4. Heap in Java Memory Allocation

The heap in the Java virtual machine is used to store objects and arrays created by new. The memory allocated in the heap is managed by the automatic garbage collector of the Java Virtual Machine. In contrast to the stack, the stack is mainly used to store Java objects, and the stack is mainly used to store object references... After an array or object is generated in the heap, you can define a special variable in the stack so that the value of this variable in the stack is equal to the first address of the array or object in the heap memory, the variable in the stack becomes the referenced variable of the array or object. The referenced variable is equivalent to an array or an object name. Later, you can use the referenced variable in the stack in the program to access the array or object in the heap. The referenced variable is equivalent to an array or an object name.

The referenced variable is a common variable. It is assigned to the stack during definition. The referenced variable is released after the program runs out of its scope. Arrays and objects are allocated in the heap. Even if the program runs beyond the code block where new statements are used to generate arrays or objects, the memory occupied by arrays and objects is not released, arrays and objects become junk only when no referenced variable points to it.
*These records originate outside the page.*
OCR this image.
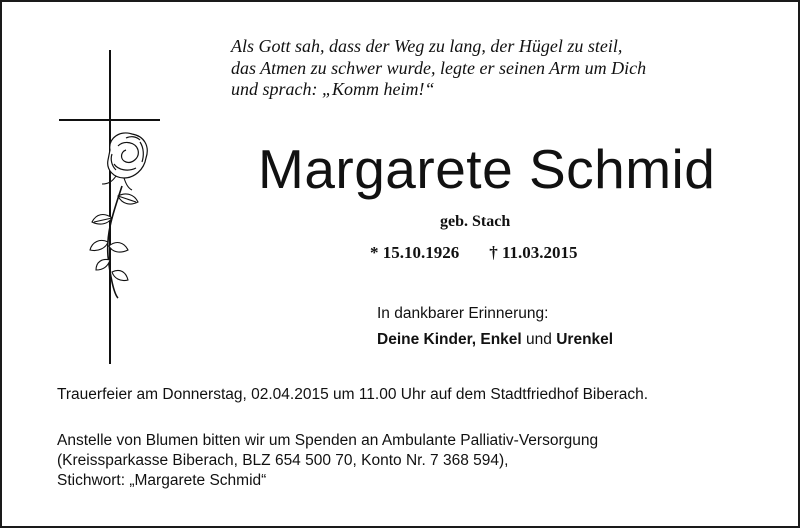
Als Gott sah, dass der Weg zu lang, der Hügel zu steil,
das Atmen zu schwer wurde, legte er seinen Arm um Dich
und sprach: „Komm heim!“
Margarete Schmid
geb. Stach
* 15.10.1926 † 11.03.2015
In dankbarer Erinnerung:
Deine Kinder, Enkel und Urenkel
Trauerfeier am Donnerstag, 02.04.2015 um 11.00 Uhr auf dem Stadtfriedhof Biberach.
Anstelle von Blumen bitten wir um Spenden an Ambulante Palliativ-Versorgung
(Kreissparkasse Biberach, BLZ 654 500 70, Konto Nr. 7 368 594),
Stichwort: „Margarete Schmid“
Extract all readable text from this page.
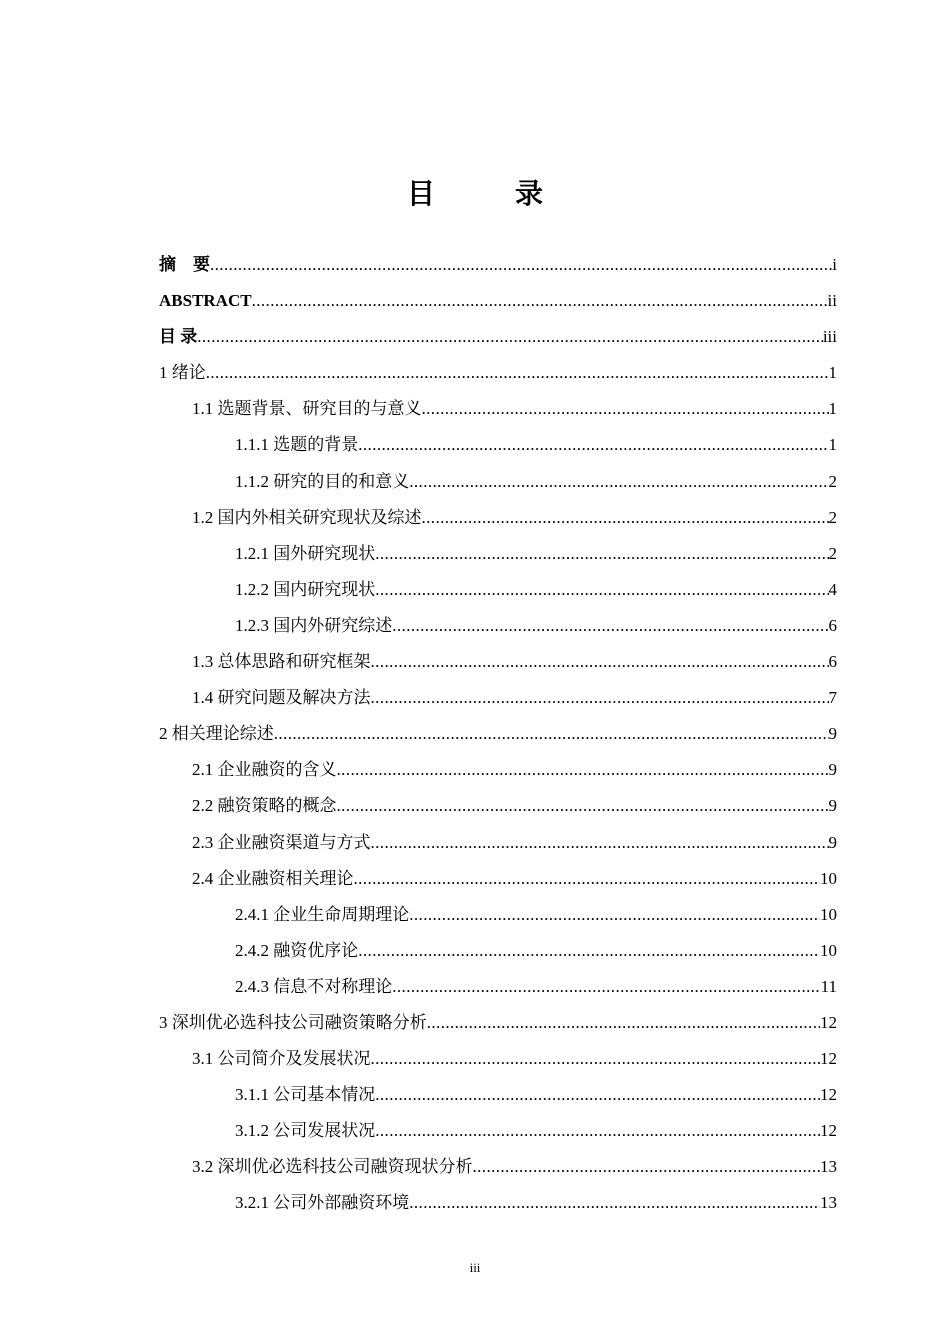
目　录
摘　要 .....	i
ABSTRACT .....	ii
目 录 .....	iii
1 绪论 .....	1
1.1 选题背景、研究目的与意义 .....	1
1.1.1 选题的背景 .....	1
1.1.2 研究的目的和意义 .....	2
1.2 国内外相关研究现状及综述 .....	2
1.2.1 国外研究现状 .....	2
1.2.2 国内研究现状 .....	4
1.2.3 国内外研究综述 .....	6
1.3 总体思路和研究框架 .....	6
1.4 研究问题及解决方法 .....	7
2 相关理论综述 .....	9
2.1 企业融资的含义 .....	9
2.2 融资策略的概念 .....	9
2.3 企业融资渠道与方式 .....	9
2.4 企业融资相关理论 .....	10
2.4.1 企业生命周期理论 .....	10
2.4.2 融资优序论 .....	10
2.4.3 信息不对称理论 .....	11
3 深圳优必选科技公司融资策略分析 .....	12
3.1 公司简介及发展状况 .....	12
3.1.1 公司基本情况 .....	12
3.1.2 公司发展状况 .....	12
3.2 深圳优必选科技公司融资现状分析 .....	13
3.2.1 公司外部融资环境 .....	13
iii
They cannot be used, but still occupy the memory space, the garbage collector collects (releases) the garbage collector at an uncertain time ). This is also the reason why Java accounts for memory usage. In fact, the variables in the stack point to the variables in the heap memory. This is the pointer in Java!
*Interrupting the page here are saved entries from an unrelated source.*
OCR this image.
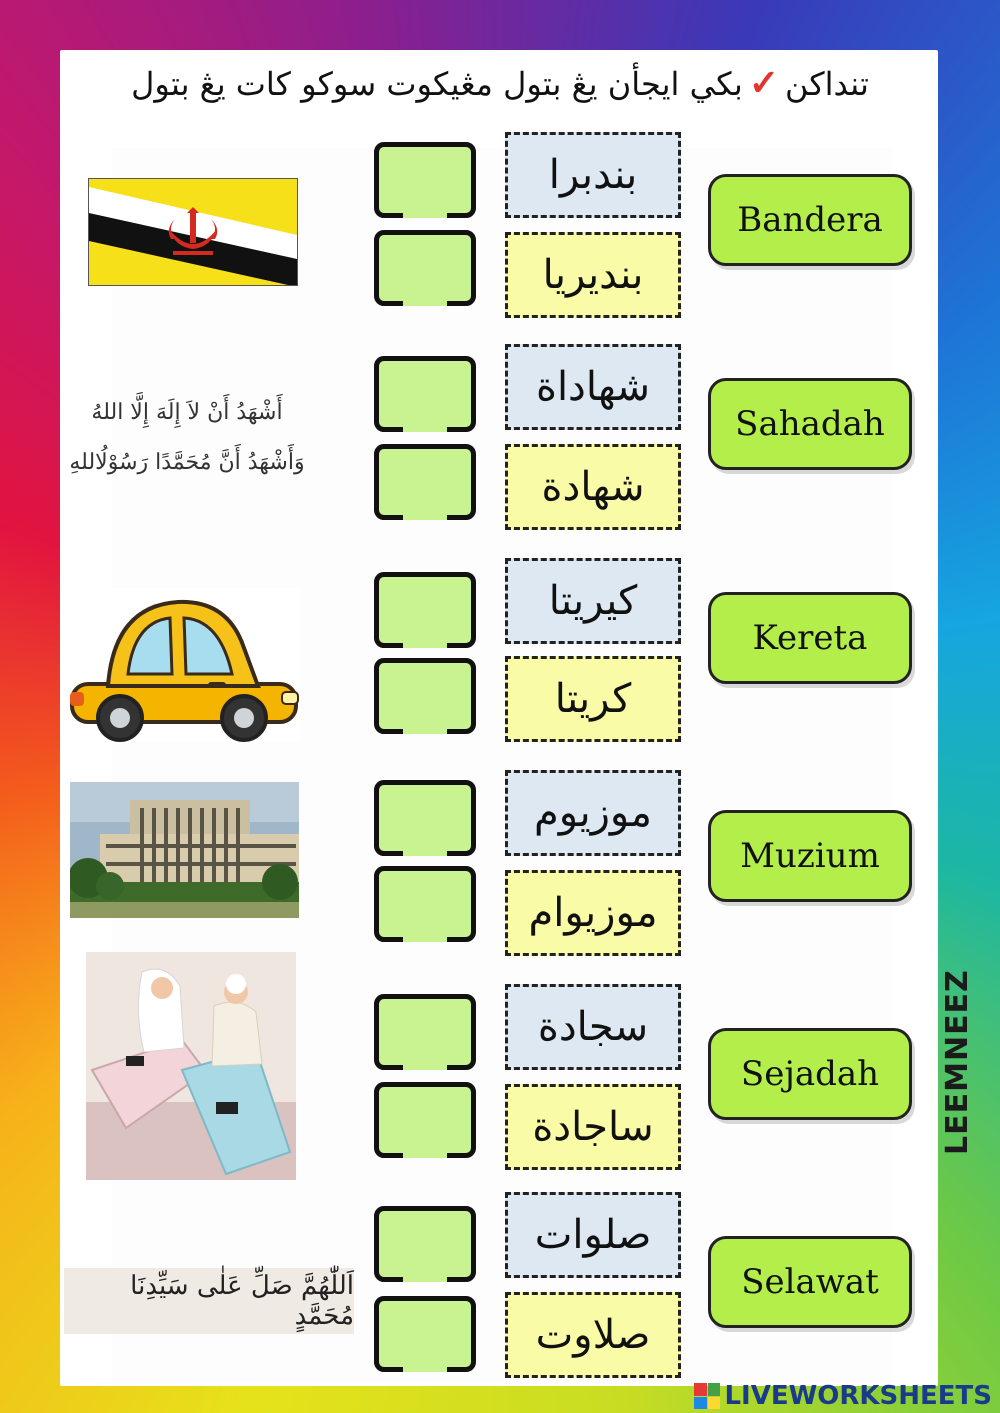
تنداكن✓بكي ايجأن يڠ بتول مڠيكوت سوكو كات يڠ بتول
أَشْهَدُ أَنْ لاَ إِلَهَ إِلَّا اللهُ
وَأَشْهَدُ أَنَّ مُحَمَّدًا رَسُوْلُاللهِ
اَللّٰهُمَّ صَلِّ عَلٰى سَيِّدِنَا مُحَمَّدٍ
بندبرا
بنديريا
Bandera
شهاداة
شهادة
Sahadah
كيريتا
كريتا
Kereta
موزيوم
موزيوام
Muzium
سجادة
ساجادة
Sejadah
صلوات
صلاوت
Selawat
LEEMNEEZ
LIVEWORKSHEETS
The Java heap is a runtime data zone and class (the object allocates space from it. These objects are created using commands such as new, newarray, anewarray, and multianewarray. They do not need program code to be explicitly released. The heap is responsible for garbage collection. The advantage of the heap is that the memory size can be dynamically allocated, and the lifetime does not have to be told in advance because the heap dynamically allocates memory at runtime, the Java Garbage Collector automatically collects the unused data. However, the slow access speed is due to the need to dynamically allocate memory during runtime.

The advantage of stack is that the access speed is faster than that of stack, second only to register, and stack data can be shared. However, the disadvantage is that the data size and lifetime in the stack must be fixed, and there is a lack of flexibility. The stack mainly stores some basic types of variable data (INT, short, long, byte, float, double, Boolean, char) and object handle (reference ).
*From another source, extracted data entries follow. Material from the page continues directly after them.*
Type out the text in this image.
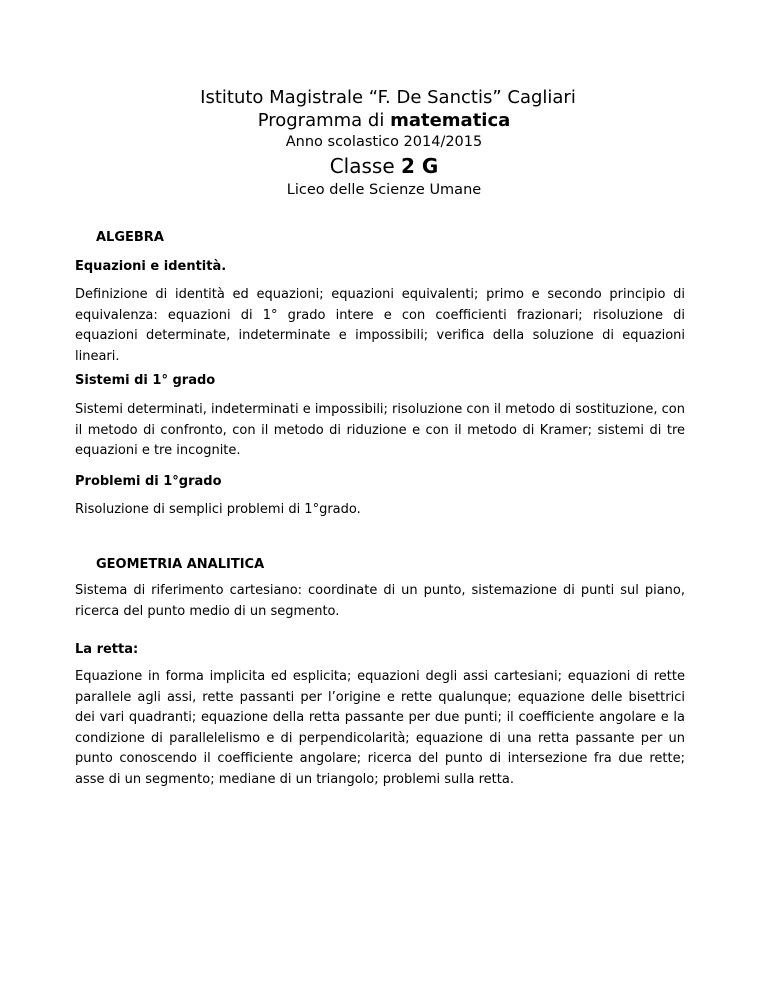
Istituto Magistrale “F. De Sanctis” Cagliari
Programma di matematica
Anno scolastico 2014/2015
Classe 2 G
Liceo delle Scienze Umane
ALGEBRA
Equazioni e identità.

Definizione di identità ed equazioni; equazioni equivalenti; primo e secondo principio di equivalenza: equazioni di 1° grado intere e con coefficienti frazionari; risoluzione di equazioni determinate, indeterminate e impossibili; verifica della soluzione di equazioni lineari.

Sistemi di 1° grado

Sistemi determinati, indeterminati e impossibili; risoluzione con il metodo di sostituzione, con il metodo di confronto, con il metodo di riduzione e con il metodo di Kramer; sistemi di tre equazioni e tre incognite.

Problemi di 1°grado

Risoluzione di semplici problemi di 1°grado.

GEOMETRIA ANALITICA

Sistema di riferimento cartesiano: coordinate di un punto, sistemazione di punti sul piano, ricerca del punto medio di un segmento.

La retta:

Equazione in forma implicita ed esplicita; equazioni degli assi cartesiani; equazioni di rette parallele agli assi, rette passanti per l’origine e rette qualunque; equazione delle bisettrici dei vari quadranti; equazione della retta passante per due punti; il coefficiente angolare e la condizione di parallelelismo e di perpendicolarità; equazione di una retta passante per un punto conoscendo il coefficiente angolare; ricerca del punto di intersezione fra due rette; asse di un segmento; mediane di un triangolo; problemi sulla retta.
A very important feature of stacks is that data in stacks can be shared. Suppose we define both:

Int A = 3; int B = 3; the compiler first processes int A = 3; first, it creates a reference with the variable A in the stack, check whether the value 3 exists in the stack. If no value is found, store 3, point A to 3, and process int B = 3; after creating the reference variable of B, because the value 3 already exists in the stack, B is directly directed to 3, so that both A and B point to 3 at the same time.

At this time, if A is set to 4 again, the compiler will re-search whether there are 4 values in the stack. If not, it will store 4 and make a point to 4; if yes, direct a to this address. Therefore, changing the value of A does not affect the value of B.

Note that the sharing of data is different from the sharing of two objects pointing to one object at the same time, because the modification of a does not affect B, which is completed by the compiler, it facilitates space saving. A variable referenced by an object modifies the internal state of the object, which affects the variable referenced by another object.